We went on, and, in the distance, here and there on the plain, which now stretched before us for miles, we saw more of them. I wondered how it was that so many horses had fallen in so short a time. It was not a month since mobilisation had been ordered, and hardly ten days since operations had begun. What a huge effort then the army must already have made!

But I soon forgot the poor beasts, for we were nearing the scene of the struggle. Behind the shelter of every swell in the ground were ammunition waggons. I went up to one of these and was astonished at what I saw. The limbers, which are always so smart in the barrack-yard, with their grey paint, were covered with a thick coating of dust or of hardened mud. The horses, dirty and thin, seemed ready to drop. Their necks were covered with sores, and they were hanging their heads to eat, but seemed not to have strength enough to take their food. Drivers and non-commissioned officers were sprawling about, sleeping heavily. Their cadaverous faces, beards of a week's growth and drawn features showed even in their sleep how exhausted they were. I could hardly recognise the original colour of their dingy uniforms under the accumulation of stains and dust.

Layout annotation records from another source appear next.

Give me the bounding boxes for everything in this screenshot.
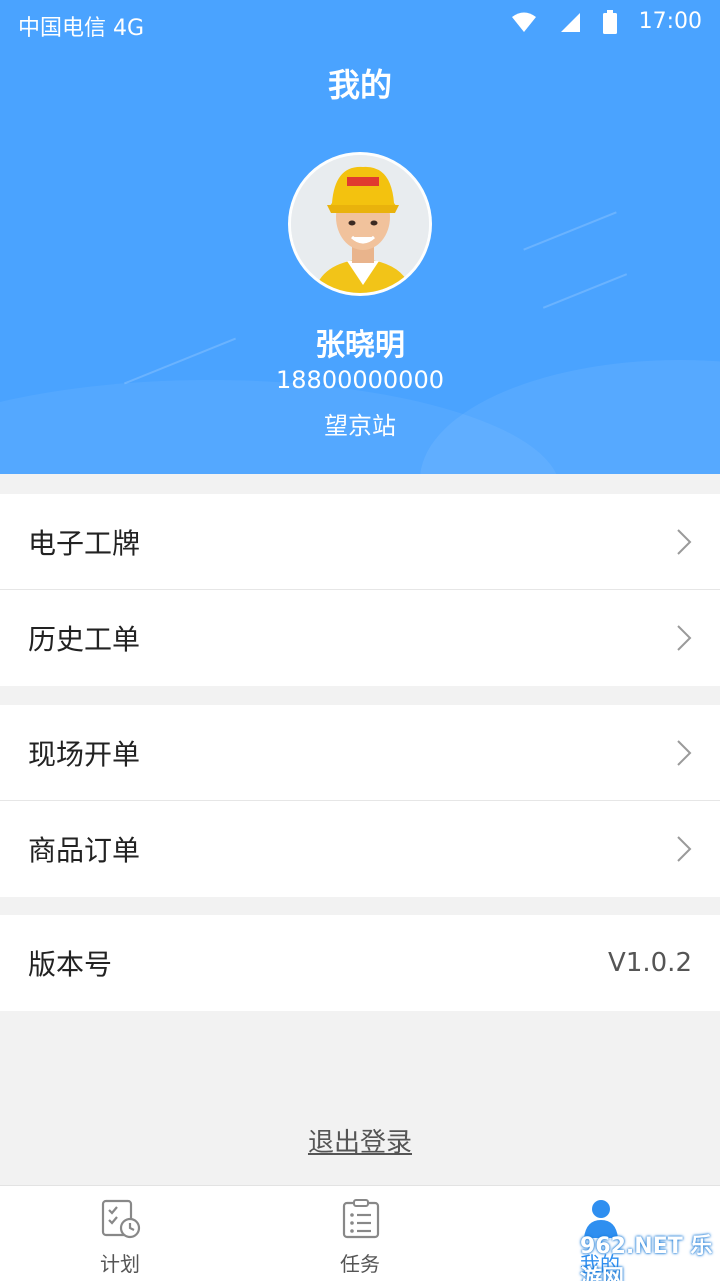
user-station: 望京站 xyxy=(324,412,396,440)
tab-plan[interactable]: 计划 xyxy=(0,1186,240,1281)
clock: 17:00 xyxy=(638,9,702,34)
avatar-image xyxy=(291,155,429,293)
menu-group-2: 现场开单 商品订单 xyxy=(0,705,720,897)
battery-icon xyxy=(602,9,617,34)
menu-item-onsite-order[interactable]: 现场开单 xyxy=(0,705,720,801)
header-streak-decoration xyxy=(523,211,617,251)
tab-label: 计划 xyxy=(100,1252,140,1276)
status-bar: 中国电信 4G 17:00 xyxy=(0,0,720,46)
user-phone: 18800000000 xyxy=(276,366,444,394)
menu-item-electronic-badge[interactable]: 电子工牌 xyxy=(0,494,720,590)
profile-header: 中国电信 4G 17:00 我的 张晓明 18800000000 望京站 xyxy=(0,0,720,474)
task-icon xyxy=(342,1199,380,1239)
header-streak-decoration xyxy=(542,273,628,309)
chevron-right-icon xyxy=(677,740,692,766)
user-name: 张晓明 xyxy=(315,328,405,363)
menu-item-product-orders[interactable]: 商品订单 xyxy=(0,801,720,897)
menu-group-1: 电子工牌 历史工单 xyxy=(0,494,720,686)
plan-icon xyxy=(101,1199,141,1239)
menu-item-label: 现场开单 xyxy=(28,737,141,771)
logout-button[interactable]: 退出登录 xyxy=(0,1122,720,1159)
avatar[interactable] xyxy=(288,152,432,296)
tab-label: 任务 xyxy=(340,1252,380,1276)
chevron-right-icon xyxy=(677,625,692,651)
watermark: 962.NET 乐游网 xyxy=(580,1234,713,1281)
wifi-icon xyxy=(511,12,536,32)
menu-item-label: 电子工牌 xyxy=(28,526,141,560)
menu-item-label: 历史工单 xyxy=(28,623,141,656)
carrier-label: 中国电信 4G xyxy=(18,16,145,41)
tab-task[interactable]: 任务 xyxy=(240,1186,480,1281)
chevron-right-icon xyxy=(677,529,692,555)
chevron-right-icon xyxy=(677,836,692,862)
menu-item-history-orders[interactable]: 历史工单 xyxy=(0,590,720,686)
menu-item-label: 商品订单 xyxy=(28,834,141,867)
version-row: 版本号 V1.0.2 xyxy=(0,915,720,1011)
version-label: 版本号 xyxy=(28,948,113,981)
version-group: 版本号 V1.0.2 xyxy=(0,915,720,1011)
signal-icon xyxy=(560,12,580,32)
page-title: 我的 xyxy=(327,66,392,104)
version-value: V1.0.2 xyxy=(608,948,692,978)
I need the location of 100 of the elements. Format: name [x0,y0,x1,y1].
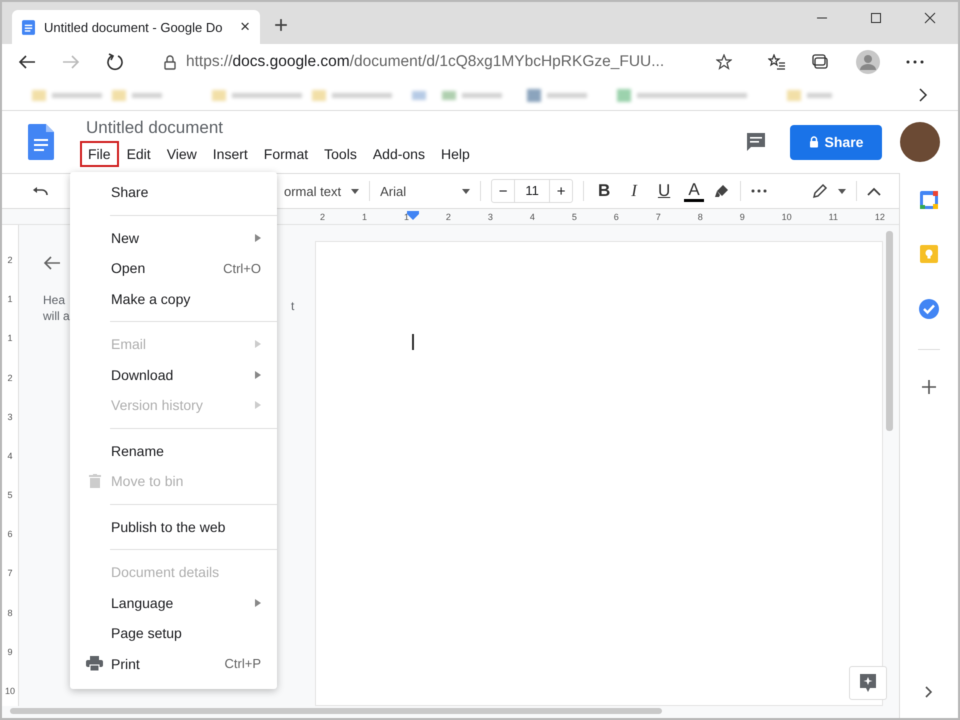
ruler-number: 2 [7,372,12,383]
browser-tab[interactable]: Untitled document - Google Do × [12,10,260,44]
outline-hint-text: Hea [43,293,66,307]
text-cursor [412,334,414,350]
document-title[interactable]: Untitled document [80,118,224,138]
trash-icon [88,474,100,488]
highlighter-icon[interactable] [714,183,730,199]
italic-button[interactable]: I [624,181,644,201]
menu-item[interactable]: Language [70,588,277,618]
profile-avatar-icon[interactable] [856,50,880,74]
menu-item[interactable]: New [70,222,277,253]
ruler-number: 11 [828,212,838,222]
chevron-right-icon[interactable] [925,686,933,698]
maximize-icon[interactable] [870,12,882,24]
font-size-field[interactable]: 11 [514,180,550,202]
ruler-number: 7 [7,568,12,578]
ruler-number: 10 [4,686,15,696]
printer-icon [86,656,103,672]
menu-item[interactable]: Add-ons [364,140,433,166]
menu-item[interactable]: Help [432,140,478,166]
menu-item[interactable]: Open Ctrl+O [70,253,277,284]
menu-item[interactable]: Format [256,140,316,166]
menu-item[interactable]: Insert [204,140,256,166]
indent-marker-icon[interactable] [407,211,419,221]
document-icon [22,20,35,34]
menu-item[interactable]: Make a copy [70,284,277,314]
comment-icon[interactable] [746,132,766,152]
ruler-number: 2 [320,212,326,222]
ruler-number: 7 [656,212,661,222]
ruler-number: 8 [7,608,12,618]
tab-title: Untitled document - Google Do [44,20,224,34]
close-tab-button[interactable]: × [240,17,250,37]
lock-icon [808,136,819,148]
checkmark-circle-icon[interactable] [919,299,939,319]
ruler-number: 3 [488,212,493,222]
ruler-number: 8 [698,212,703,222]
ruler-number: 1 [404,212,409,222]
outline-hint-text: will a [43,309,70,323]
more-options-icon[interactable] [751,189,768,193]
add-icon[interactable] [922,380,936,394]
ruler-number: 9 [740,212,745,222]
star-icon[interactable] [716,54,732,70]
menu-item[interactable]: File [80,140,119,166]
caret-icon[interactable] [838,188,846,194]
vertical-scrollbar[interactable] [886,231,893,431]
ruler-number: 2 [7,255,12,265]
bold-button[interactable]: B [594,181,614,201]
ruler-number: 12 [874,212,885,222]
decrease-size-button[interactable]: − [492,182,514,200]
favorites-icon[interactable] [768,54,786,70]
chevron-right-icon[interactable] [918,88,928,102]
pencil-icon[interactable] [812,183,828,199]
caret-icon[interactable] [462,188,470,194]
more-options-icon[interactable] [906,60,924,64]
menu-item[interactable]: Download [70,360,277,390]
menu-item[interactable]: Print Ctrl+P [70,648,277,679]
ruler-number: 6 [614,212,619,222]
increase-size-button[interactable]: + [550,182,572,200]
ruler-number: 10 [782,212,792,222]
ruler-number: 4 [7,450,12,461]
ruler-number: 6 [7,529,12,540]
menu-item[interactable]: Page setup [70,618,277,648]
collections-icon[interactable] [812,54,830,70]
menu-item[interactable]: Tools [316,140,365,166]
new-tab-button[interactable]: + [274,14,288,38]
ruler-number: 1 [362,212,367,222]
ruler-number: 1 [7,294,12,304]
ruler-number: 3 [7,412,12,422]
url-text: https://docs.google.com/document/d/1cQ8xg1MYbcHpRKGze_FUU... [186,53,666,71]
back-arrow-icon[interactable] [18,54,36,70]
ruler-number: 5 [7,490,12,500]
menu-item[interactable]: Edit [118,140,159,166]
back-arrow-icon[interactable] [43,255,61,271]
ruler-number: 4 [530,212,535,222]
menu-item[interactable]: Publish to the web [70,512,277,542]
share-button[interactable]: Share [790,124,882,160]
ruler-number: 1 [7,333,12,344]
calendar-icon[interactable] [920,191,938,209]
undo-icon[interactable] [32,186,48,196]
ruler-number: 5 [572,212,577,222]
avatar-placeholder[interactable] [900,122,940,162]
menu-item[interactable]: Rename [70,436,277,466]
underline-button[interactable]: U [654,181,674,201]
paragraph-style-dropdown[interactable]: ormal text [284,184,342,198]
horizontal-scrollbar[interactable] [10,708,662,714]
collapse-chevron-icon[interactable] [867,186,881,196]
sparkle-comment-icon [859,673,877,693]
docs-logo-icon[interactable] [28,124,54,160]
menu-item[interactable]: Share [70,177,277,208]
ruler-number: 9 [7,646,12,657]
font-dropdown[interactable]: Arial [380,184,452,198]
explore-button[interactable] [849,666,887,700]
caret-icon[interactable] [351,188,360,194]
reload-icon[interactable] [106,53,124,71]
close-icon[interactable] [924,12,936,24]
text-color-button[interactable]: A [684,180,704,202]
menu-item[interactable]: View [158,140,205,166]
lock-icon [164,54,176,70]
ruler-number: 2 [446,212,451,222]
outline-hint-text: t [291,299,294,313]
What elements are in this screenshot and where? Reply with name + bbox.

It was now eight o'clock in the morning. The sunshine was beating hot upon the sleepers, but they seemed indifferent to this. They had simply pulled the peaks of their caps over their eyes and were snoring away, with their noses in the air and their mouths open. Beasts and men together formed a group of creatures that seemed utterly depressed and worn out. I could never have believed it possible to sleep under such conditions, with the guns booming unceasingly in all directions.

I went up the nearest ridge and thence got a glimpse of a corner of the battle. I had expected to see a sight similar to that which had delighted us at man[oe]uvres; troops massed in all the depressions of the ground, battalions advancing in good order along the roads, and mounted men galloping about on the higher ground. But there was nothing of the sort.

In front of me, about 600 yards off, and under cover of the brow of a hill carpeted with russet stubble, I saw two batteries of artillery, firing their guns. I looked intently. The pieces were in perfect line and the gunners at their posts. The shots were fired at regular intervals and with cool deliberation. The gunners took their time, and seemed to be working very casually. I had expected to see them fairly excited: the men running under a hail of shells, teams brought up at a gallop as soon as a few salvoes had been fired, and the guns whirled off at full speed and lined up in battery again some hundreds of yards further off.

On the contrary, these guns seemed to be planted there for good. The limbers, which were massed to the rear under cover of a slope, looked very much like the sections of munitions I had seen just before. The men were sleeping in the shadows of their horses, and the horses were asleep on their feet in their appointed places. The only man standing was a stout-looking adjutant who was walking up and down with his hands in his pockets. With his eyes on the ground he seemed to be counting his steps. And meanwhile, the two batteries went on firing salvoes of four at a time. When one was finished there was a pause of two or three minutes. Then the other battery took it up.

But Wattrelot interrupted my reverie: "Look over there, sir.... Ça barde!" I looked in the direction he was pointing out. And now I no longer felt the uneasy feeling that had come over me at the sight of what was going on here. Above a height that overtopped the hill on which I was, and about 1,500 yards away, the German shells were bursting incessantly. We could distinctly hear the sharp sound of the explosions. In the clear blue of the sky they made little white puffs which vanished gradually and were replaced by others. Their gunners could not have been firing with the same coolness as ours, for the white puffs increased in number. The noise they were making on the spot must have been deafening. From where I was we heard the explosions following one upon another without intermission.